With half-time looming, Argentina finally made it into the game. Number eight Javier Desio was able to get outside Scott Williams at outside centre and make a good amount of metres. As Wales formed up, Ross Moriarty tried to kill the attack with a spot blitz, but Guido Petti managed to evade him and carry through the gap left before finding Bautista Delguy to score.
Nicolas Sanchez missed the conversion, but Los Pumas had made the scoreboard and had something to take into the half-time break.
Wales were still firmly in the driving seat though, and established that within two minutes of the second half starting when Rhys Patchell nailed a penalty from just inside his own half.
As the game settled down there was again the issue of handling errors from Argentina, as they struggled to build any momentum after their try at the end of the first period. They seemed to lack the intensity and confidence to put the Welsh defence under any serious pressure, and when the visitors turned the screw at the scrum, the lead was stretched to 25-5.
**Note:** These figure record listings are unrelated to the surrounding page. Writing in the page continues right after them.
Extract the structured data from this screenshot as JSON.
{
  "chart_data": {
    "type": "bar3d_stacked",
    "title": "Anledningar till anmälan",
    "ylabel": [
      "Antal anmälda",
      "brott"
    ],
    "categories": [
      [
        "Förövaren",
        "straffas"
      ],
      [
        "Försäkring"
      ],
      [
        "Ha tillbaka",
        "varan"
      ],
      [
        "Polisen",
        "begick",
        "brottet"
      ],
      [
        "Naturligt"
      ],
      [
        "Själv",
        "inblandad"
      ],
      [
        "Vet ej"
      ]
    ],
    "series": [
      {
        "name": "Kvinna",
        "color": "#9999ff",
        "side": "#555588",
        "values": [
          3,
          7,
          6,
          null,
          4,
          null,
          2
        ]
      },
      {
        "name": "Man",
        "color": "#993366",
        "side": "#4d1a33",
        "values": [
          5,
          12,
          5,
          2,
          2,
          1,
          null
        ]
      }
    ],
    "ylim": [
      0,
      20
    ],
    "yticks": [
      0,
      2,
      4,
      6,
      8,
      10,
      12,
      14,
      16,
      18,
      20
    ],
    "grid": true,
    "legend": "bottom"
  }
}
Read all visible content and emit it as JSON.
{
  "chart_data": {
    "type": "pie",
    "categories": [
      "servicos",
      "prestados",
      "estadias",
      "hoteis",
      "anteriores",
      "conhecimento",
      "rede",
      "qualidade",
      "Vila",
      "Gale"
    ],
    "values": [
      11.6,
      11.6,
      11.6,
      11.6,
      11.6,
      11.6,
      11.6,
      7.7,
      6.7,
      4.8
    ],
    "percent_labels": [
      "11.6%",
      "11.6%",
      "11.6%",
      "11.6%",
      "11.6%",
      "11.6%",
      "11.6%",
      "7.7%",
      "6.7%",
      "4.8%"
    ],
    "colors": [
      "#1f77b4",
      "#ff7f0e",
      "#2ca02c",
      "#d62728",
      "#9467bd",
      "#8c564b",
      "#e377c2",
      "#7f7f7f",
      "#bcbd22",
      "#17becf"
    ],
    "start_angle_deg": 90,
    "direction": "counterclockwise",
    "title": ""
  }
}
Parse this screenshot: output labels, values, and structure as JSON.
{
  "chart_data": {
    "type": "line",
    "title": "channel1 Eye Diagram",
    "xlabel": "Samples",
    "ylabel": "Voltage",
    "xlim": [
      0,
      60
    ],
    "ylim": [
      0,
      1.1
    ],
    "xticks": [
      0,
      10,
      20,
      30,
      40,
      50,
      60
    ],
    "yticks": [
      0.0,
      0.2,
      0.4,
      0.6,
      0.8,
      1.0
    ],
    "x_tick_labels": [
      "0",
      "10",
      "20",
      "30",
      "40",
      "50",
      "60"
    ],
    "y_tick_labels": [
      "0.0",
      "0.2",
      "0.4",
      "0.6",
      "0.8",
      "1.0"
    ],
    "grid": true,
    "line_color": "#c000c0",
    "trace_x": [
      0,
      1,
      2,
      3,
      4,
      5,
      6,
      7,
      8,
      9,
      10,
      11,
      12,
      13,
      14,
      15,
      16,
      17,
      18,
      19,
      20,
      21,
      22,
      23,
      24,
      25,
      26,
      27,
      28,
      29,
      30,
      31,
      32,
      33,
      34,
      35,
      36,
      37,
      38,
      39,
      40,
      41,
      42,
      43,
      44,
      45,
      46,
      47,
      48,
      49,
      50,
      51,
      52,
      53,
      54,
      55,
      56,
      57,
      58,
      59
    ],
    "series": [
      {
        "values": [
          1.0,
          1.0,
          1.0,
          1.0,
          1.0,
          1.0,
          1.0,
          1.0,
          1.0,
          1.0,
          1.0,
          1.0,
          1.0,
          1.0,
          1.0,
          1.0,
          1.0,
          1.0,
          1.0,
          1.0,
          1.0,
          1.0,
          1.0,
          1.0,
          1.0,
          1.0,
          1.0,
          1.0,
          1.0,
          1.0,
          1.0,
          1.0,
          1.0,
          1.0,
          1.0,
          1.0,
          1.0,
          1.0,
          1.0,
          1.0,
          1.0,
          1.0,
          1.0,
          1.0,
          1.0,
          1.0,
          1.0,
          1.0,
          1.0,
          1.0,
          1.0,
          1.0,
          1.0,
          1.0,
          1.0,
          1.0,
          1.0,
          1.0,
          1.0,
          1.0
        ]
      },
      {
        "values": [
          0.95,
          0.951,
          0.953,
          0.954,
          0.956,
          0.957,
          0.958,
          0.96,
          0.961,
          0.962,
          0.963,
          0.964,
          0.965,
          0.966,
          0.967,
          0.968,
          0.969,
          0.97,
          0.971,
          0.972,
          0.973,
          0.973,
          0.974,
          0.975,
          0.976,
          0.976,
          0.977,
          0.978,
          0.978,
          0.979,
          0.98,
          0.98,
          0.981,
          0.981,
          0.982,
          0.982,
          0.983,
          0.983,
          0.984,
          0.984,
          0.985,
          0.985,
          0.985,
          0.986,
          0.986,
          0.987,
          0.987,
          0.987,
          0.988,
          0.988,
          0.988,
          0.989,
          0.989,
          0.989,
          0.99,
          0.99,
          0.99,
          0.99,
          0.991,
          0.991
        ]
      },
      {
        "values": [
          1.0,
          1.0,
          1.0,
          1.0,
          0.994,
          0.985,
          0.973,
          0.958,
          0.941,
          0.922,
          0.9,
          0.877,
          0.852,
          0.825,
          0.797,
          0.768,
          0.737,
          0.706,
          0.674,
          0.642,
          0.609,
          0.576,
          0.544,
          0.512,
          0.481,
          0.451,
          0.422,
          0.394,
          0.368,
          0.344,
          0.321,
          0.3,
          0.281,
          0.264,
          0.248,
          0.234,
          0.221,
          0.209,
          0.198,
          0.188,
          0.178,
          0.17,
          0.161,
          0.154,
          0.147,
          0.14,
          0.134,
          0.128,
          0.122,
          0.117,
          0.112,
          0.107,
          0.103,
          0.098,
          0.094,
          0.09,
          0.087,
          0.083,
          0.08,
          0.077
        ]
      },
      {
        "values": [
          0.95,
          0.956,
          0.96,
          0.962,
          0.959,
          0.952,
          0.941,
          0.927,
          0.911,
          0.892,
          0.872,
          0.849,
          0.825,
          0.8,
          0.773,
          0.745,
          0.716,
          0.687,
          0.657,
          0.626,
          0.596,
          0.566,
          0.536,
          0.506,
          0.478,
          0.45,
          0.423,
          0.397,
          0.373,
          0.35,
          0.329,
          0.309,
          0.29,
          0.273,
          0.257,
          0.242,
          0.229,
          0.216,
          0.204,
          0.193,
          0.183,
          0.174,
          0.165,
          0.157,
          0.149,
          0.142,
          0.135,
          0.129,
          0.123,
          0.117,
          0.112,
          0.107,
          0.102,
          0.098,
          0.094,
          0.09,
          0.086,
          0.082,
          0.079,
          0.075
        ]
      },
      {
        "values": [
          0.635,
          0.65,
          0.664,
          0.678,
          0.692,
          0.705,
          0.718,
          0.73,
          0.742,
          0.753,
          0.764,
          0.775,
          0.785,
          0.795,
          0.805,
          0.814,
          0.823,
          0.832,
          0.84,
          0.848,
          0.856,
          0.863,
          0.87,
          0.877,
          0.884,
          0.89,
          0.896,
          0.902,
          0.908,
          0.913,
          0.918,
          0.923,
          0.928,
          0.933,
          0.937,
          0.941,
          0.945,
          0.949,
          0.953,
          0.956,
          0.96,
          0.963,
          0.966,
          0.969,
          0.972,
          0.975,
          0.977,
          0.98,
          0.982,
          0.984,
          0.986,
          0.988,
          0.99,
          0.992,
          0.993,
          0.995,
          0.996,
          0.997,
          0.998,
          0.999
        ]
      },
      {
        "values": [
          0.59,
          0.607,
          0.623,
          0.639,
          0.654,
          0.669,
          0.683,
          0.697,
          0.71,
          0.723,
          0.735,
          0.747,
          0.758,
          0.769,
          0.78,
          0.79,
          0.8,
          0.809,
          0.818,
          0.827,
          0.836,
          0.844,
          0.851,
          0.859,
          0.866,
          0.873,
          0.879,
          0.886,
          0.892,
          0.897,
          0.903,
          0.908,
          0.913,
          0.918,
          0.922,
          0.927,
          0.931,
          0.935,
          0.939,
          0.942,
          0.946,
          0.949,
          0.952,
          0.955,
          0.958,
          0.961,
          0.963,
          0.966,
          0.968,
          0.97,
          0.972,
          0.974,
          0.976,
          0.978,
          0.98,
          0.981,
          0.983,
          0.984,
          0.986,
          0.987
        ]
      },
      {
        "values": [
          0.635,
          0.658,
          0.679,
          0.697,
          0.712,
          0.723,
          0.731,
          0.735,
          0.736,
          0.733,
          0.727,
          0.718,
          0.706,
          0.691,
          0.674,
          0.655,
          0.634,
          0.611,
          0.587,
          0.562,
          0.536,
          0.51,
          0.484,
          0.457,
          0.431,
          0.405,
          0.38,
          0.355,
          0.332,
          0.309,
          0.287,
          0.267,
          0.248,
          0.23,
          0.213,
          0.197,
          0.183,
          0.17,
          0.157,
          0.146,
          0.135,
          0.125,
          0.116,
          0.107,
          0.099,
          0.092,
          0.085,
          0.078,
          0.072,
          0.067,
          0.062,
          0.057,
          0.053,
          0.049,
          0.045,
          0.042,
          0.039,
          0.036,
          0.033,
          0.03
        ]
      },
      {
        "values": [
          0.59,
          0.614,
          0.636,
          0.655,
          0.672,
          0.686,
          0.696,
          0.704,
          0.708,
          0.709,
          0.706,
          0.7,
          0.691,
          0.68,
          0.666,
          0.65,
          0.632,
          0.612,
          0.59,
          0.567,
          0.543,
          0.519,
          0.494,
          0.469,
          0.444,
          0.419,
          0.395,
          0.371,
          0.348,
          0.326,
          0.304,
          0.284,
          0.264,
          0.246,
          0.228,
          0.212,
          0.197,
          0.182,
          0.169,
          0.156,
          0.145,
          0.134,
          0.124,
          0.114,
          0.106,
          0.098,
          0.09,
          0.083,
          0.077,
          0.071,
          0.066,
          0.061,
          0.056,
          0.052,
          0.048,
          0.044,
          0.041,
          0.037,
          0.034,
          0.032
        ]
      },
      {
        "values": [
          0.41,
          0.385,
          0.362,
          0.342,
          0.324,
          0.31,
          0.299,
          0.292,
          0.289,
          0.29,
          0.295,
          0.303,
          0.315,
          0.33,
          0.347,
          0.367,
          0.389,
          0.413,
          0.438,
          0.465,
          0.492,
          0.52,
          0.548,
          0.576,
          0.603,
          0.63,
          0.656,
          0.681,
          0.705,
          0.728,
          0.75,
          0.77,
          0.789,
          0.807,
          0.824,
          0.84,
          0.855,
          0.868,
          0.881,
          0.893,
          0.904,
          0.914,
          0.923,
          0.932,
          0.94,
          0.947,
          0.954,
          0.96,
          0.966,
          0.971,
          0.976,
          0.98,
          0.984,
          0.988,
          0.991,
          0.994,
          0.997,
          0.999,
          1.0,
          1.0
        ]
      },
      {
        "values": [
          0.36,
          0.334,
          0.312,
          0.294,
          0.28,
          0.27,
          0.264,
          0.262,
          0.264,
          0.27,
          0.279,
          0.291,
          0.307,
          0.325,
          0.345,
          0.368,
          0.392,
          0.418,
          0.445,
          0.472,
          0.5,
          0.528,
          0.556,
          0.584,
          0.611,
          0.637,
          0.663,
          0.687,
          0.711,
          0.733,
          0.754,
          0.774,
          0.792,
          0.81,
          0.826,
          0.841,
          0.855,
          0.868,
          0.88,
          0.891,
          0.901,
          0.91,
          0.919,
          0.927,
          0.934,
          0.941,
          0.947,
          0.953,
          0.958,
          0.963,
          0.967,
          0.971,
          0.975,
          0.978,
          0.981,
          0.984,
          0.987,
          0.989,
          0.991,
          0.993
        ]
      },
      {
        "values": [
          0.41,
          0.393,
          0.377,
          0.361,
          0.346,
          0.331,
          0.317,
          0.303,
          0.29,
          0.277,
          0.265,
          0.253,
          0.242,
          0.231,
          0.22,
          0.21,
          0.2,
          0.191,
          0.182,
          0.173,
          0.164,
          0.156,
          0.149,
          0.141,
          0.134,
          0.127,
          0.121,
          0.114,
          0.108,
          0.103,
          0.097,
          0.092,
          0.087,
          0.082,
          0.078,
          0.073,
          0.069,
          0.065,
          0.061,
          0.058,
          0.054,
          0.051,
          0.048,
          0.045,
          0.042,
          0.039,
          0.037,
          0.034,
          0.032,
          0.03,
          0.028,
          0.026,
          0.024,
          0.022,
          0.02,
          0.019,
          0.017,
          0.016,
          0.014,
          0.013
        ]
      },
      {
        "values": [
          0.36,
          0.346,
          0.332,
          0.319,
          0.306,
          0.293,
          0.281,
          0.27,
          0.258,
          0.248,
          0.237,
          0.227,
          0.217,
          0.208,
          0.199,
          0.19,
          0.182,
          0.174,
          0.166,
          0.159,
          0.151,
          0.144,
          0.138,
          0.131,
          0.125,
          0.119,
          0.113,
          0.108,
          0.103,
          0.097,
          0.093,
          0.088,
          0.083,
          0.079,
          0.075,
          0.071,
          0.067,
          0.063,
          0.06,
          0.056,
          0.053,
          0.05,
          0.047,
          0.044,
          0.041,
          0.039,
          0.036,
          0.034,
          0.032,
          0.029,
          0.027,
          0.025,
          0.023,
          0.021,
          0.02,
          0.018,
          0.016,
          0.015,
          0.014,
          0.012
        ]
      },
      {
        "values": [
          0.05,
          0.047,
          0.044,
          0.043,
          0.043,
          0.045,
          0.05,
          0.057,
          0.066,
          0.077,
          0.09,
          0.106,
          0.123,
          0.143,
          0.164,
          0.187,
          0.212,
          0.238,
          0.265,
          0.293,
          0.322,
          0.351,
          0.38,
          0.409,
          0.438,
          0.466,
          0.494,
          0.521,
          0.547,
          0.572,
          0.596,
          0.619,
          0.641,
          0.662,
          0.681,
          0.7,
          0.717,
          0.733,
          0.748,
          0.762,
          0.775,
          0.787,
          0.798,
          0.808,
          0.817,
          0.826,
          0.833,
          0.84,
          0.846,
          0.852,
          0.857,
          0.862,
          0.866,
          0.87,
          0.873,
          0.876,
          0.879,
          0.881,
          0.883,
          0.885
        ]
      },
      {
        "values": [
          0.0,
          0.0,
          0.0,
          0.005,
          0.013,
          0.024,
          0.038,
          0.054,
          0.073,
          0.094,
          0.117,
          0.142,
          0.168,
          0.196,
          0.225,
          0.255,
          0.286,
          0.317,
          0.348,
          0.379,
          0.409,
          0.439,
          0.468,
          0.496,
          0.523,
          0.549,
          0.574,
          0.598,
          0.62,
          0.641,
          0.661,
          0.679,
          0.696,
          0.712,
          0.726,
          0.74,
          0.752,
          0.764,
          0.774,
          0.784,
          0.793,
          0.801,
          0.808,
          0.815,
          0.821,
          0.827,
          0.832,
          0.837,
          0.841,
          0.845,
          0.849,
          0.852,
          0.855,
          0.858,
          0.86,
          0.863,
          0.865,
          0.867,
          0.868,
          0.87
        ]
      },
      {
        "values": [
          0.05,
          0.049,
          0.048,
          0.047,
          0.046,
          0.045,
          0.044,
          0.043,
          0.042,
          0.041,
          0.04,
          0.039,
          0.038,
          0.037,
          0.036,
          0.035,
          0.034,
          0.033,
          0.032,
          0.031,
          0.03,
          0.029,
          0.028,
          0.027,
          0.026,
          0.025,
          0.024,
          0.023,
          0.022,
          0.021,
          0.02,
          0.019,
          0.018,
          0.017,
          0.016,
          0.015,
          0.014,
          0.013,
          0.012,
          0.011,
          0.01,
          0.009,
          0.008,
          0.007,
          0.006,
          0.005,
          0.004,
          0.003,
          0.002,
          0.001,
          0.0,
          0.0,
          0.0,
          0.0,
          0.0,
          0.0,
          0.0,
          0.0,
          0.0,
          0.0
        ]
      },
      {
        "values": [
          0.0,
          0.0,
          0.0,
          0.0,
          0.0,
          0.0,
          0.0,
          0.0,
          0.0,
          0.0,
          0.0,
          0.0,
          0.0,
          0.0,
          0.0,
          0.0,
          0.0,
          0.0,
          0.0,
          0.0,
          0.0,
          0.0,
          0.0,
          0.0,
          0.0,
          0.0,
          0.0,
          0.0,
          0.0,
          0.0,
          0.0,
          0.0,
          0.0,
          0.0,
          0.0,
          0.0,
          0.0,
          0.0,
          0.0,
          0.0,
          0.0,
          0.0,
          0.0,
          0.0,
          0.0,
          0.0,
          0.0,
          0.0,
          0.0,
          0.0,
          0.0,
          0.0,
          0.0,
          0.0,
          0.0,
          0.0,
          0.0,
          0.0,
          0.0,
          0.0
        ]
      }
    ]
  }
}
Then, with attacking position inside the Argentina half, Wales struck with ball-in-hand. Ellis Jenkins set up quick ball, before some superb handling from Scott Williams, Hallam Amos, Ross Moriarty released George North down the left wing. The soon-to-be Osprey drew the final defender before Amos popped back up on his inside for a second Welsh try.
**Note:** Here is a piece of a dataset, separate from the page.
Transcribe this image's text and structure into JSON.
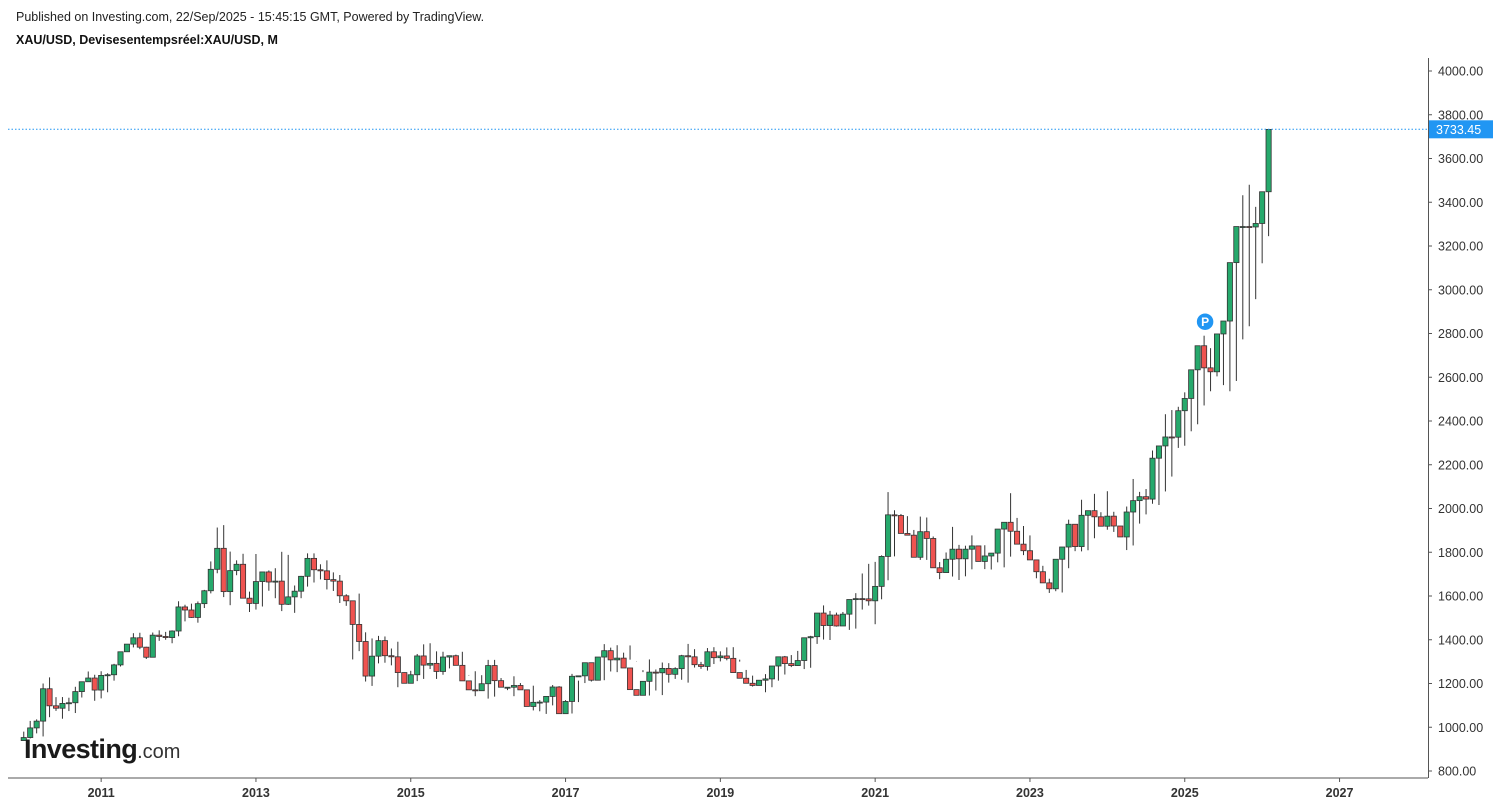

That try effectively ended the game as a contest some 20 minutes from full-time, as Wales started to utilise their replacement bench and the momentum of the game struggled to recover. Argentina continued to struggle with possession retention, finishing the game having conceded a whopping 23 turnovers, as the players lurched from set piece to set piece.
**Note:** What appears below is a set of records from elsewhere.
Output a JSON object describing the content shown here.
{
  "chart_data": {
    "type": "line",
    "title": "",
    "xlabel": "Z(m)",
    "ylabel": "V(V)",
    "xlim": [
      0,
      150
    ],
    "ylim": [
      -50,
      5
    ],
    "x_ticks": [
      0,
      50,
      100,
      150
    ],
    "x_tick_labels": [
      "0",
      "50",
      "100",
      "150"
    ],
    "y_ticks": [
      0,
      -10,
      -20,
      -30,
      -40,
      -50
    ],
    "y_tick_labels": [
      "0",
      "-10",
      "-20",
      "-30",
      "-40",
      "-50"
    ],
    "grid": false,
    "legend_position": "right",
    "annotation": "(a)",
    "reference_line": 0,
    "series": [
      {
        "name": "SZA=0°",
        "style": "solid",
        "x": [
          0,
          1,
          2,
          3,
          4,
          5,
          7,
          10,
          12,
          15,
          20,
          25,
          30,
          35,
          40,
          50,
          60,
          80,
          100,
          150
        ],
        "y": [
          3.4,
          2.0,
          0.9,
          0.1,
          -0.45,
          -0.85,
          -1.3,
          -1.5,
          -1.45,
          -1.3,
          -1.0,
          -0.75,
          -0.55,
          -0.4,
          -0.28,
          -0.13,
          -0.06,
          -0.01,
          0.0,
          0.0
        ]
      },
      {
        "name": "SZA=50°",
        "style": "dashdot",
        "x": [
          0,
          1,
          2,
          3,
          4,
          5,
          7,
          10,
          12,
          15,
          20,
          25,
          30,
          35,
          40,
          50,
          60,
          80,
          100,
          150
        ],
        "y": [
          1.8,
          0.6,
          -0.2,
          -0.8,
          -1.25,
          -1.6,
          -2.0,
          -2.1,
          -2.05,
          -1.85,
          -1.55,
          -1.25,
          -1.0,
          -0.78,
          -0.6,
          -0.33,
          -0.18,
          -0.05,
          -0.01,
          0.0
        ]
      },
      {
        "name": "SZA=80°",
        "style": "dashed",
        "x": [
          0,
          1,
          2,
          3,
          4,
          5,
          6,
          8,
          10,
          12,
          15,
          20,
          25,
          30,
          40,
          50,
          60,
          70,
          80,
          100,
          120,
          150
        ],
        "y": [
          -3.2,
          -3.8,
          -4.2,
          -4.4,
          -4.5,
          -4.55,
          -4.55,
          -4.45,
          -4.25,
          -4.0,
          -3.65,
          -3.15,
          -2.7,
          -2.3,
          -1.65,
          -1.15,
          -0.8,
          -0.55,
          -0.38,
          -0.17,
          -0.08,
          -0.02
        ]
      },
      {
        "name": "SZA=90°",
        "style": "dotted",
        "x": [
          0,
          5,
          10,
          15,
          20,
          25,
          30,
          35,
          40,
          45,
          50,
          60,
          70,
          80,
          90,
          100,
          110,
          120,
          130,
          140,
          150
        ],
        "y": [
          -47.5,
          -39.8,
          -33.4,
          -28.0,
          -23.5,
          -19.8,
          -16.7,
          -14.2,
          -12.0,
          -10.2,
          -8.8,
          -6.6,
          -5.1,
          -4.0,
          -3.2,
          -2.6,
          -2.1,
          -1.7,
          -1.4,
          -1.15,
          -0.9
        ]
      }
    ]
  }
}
In the end the only real action left was to come after the clock had turned red, with Wales still pushing penalties into the corner with the aim of inflicting even greater pain on Argentina in front of their home fans.
As players moved away from a ruck on the right wing, Nicolas Sanchez had a little dig at Ross Moriarty, with the Welsh number eight reacting by putting the home fly-half in some kind of wrestling hold and refusing to let go despite the attention of the assistant referee. In the end, after some more handbags were thrown, refere Jaco Peyper dismissed the Dragons-bound back-rower from the field.
With a man disadvantage, Wales could not stop Argentina marching down into the red zone, and after yet another sloppy set piece, replacement hooker Julian Montoya was very fortunate to find himself with possession and a wide open blindside to score in the corner. Sanchez kicked the extras, but the score still showed a 12-30 away victory.
A sour note to end the tour upon, but it doesn’t take away from the huge positives on the table for Warren Gatland as the World Cup comes hurtling towards us at an alarming rate.
Were Argentina really top level opposition? No they weren’t, and Wales will face much tougher tests between now and September 2019, but the confidence gleamed from the last three weeks will do no harm to this squad and the coaching staff, as well as the general Welsh rugby public.
Without the likes of Ken Owens, Samson Lee, Alun Wyn Jones, Sam Warburton, Justin Tipuric, Taulupe Faletau, Dan Biggar, Jon Davies, Liam Williams and Leigh Halfpenny the squad have stepped up superbly, and Gatland now has a plethora of options at his disposal in most positions around the field.
Equally pleasing will be the style of rugby played over the last three games, with some excellent tries scored being capped off by Hallam Amos’ effort on Saturday. The acid test for Wales will now come in the Autumn though, with Australia and South Africa coming to Cardiff, while Tonga and Scotland present potential banana peels.